4 Sept, Jagun
Vines ascend in several ways. Many in Jagun twine (circumnutation), coiling around whatever support they come across, clinging tightly. Other vines attach themselves to supports (like tree trunks) through aerial roots or use tendrils or thorns to scramble into and over other shrubs and trees.

Climbing is an adaptation for plants can reach available sunlight and space with a minimum investment in support biomass. In this sub-tropical region, most climbers sacrifice the high life of radiance for an ability to grow in the dim understorey.


Our garden has the following vines, all self seeded: Hibbertia scandens (snake vine, golden guinea); Parsonsia straminea (silkypod) one of the toughest in our garden; Hardenbergia (false sarsaparilla, purple coral pea); Kennedia coccinea (coral vine, we call it running postman, vigorous twining vine; Eustrephus latifolius (wombat berry); Pandorea jasminoides (Bower climber); and I am sure there are more.For massive specimens you need rainforest.

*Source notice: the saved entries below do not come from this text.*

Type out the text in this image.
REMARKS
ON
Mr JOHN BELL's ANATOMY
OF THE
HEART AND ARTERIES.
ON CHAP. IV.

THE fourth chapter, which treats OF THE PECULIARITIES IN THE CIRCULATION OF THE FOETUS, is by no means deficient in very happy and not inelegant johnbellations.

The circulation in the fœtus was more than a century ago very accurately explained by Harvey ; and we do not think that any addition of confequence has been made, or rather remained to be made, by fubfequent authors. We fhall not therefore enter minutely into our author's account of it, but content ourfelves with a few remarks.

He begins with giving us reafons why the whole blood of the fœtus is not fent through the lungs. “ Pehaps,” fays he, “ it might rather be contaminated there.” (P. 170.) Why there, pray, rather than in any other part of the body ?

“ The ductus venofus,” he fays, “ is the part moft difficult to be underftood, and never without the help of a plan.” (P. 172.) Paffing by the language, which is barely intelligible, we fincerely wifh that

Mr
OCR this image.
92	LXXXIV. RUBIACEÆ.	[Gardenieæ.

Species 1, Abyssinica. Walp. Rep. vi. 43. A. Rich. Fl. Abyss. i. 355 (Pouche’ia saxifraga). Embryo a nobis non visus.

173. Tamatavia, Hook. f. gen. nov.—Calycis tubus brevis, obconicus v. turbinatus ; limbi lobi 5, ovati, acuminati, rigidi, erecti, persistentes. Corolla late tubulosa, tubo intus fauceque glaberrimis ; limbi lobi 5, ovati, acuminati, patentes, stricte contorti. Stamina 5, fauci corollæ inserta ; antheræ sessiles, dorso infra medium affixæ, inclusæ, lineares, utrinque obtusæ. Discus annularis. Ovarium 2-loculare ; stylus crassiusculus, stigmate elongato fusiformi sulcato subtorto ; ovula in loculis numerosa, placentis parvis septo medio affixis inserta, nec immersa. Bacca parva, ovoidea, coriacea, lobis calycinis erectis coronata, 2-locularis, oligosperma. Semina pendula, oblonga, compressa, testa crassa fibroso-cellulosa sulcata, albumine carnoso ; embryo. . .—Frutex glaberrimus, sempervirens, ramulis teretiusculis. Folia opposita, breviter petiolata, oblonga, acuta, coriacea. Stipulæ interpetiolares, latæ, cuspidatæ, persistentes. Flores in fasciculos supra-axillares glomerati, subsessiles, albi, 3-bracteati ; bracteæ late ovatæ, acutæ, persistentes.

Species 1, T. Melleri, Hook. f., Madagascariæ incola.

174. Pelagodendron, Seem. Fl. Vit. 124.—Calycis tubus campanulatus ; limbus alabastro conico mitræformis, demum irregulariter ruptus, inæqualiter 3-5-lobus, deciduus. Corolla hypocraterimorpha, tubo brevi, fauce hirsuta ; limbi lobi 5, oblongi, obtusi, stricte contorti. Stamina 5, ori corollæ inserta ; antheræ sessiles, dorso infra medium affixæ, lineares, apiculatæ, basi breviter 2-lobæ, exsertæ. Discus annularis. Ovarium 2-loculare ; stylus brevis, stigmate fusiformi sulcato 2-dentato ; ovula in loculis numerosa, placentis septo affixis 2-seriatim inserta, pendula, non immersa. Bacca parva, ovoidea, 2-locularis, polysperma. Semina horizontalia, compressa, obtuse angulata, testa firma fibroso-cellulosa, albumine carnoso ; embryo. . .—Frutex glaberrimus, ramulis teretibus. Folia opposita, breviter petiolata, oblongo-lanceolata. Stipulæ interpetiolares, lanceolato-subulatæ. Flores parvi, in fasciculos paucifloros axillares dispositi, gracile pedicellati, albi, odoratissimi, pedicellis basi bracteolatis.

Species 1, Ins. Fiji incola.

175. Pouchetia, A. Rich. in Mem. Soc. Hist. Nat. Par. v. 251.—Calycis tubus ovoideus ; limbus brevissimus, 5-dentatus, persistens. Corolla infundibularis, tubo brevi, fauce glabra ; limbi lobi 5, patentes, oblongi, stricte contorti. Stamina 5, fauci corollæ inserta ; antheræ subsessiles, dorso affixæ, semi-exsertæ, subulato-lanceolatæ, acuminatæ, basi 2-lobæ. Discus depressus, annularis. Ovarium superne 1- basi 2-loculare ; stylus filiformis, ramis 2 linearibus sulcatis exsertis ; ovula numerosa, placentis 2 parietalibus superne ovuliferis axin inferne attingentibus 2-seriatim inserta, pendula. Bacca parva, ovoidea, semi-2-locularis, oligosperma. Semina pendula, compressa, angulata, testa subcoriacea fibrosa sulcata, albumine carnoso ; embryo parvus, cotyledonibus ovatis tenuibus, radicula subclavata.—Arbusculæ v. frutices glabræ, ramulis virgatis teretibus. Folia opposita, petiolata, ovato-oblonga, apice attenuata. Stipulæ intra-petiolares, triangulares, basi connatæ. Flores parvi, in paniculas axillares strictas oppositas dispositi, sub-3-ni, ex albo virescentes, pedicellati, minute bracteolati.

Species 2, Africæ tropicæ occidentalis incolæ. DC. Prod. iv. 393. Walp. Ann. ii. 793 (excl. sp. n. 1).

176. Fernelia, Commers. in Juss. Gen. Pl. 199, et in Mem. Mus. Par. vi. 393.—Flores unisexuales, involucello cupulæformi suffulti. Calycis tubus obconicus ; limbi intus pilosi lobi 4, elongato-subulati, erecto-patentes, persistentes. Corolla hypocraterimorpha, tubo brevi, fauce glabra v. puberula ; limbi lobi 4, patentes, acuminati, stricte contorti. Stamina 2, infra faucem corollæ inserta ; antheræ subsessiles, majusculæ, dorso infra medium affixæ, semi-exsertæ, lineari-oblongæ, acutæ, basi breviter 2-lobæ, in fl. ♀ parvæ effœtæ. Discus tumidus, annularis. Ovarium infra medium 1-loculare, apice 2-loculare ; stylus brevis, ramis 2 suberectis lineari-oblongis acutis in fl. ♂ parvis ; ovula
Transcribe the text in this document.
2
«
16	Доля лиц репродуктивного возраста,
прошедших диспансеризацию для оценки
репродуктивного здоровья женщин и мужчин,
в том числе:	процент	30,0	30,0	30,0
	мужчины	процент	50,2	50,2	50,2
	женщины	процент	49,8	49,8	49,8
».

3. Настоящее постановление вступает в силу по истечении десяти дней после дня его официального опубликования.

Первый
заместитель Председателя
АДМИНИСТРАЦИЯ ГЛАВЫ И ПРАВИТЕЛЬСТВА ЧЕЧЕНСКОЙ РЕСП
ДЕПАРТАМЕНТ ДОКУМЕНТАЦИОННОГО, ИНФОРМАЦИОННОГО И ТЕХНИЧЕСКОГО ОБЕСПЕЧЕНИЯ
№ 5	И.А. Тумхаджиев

The Gondwana rainforest west of here, at Dorrigo[i] high on the Great Dividing Range have masses of large vines climbing large trees, some up to 60m high and 600 years old. Trees like White Beech (Gmelina leichhardtii), Booyong (Argyrodendron species), Yellow Carabeen (Sloanea woollsii) and Rose Mahogany (Dysoxylum fraserianum) and a few Red Cedars (Toona ciliata), in the Mahogany family. Well worth a visit or twenty.
[i] Gondwana Rainforests comprise fifty reserves ranging 600 kilometres from north to south along the Eastern coast, and covering nearly 4,000 square kms.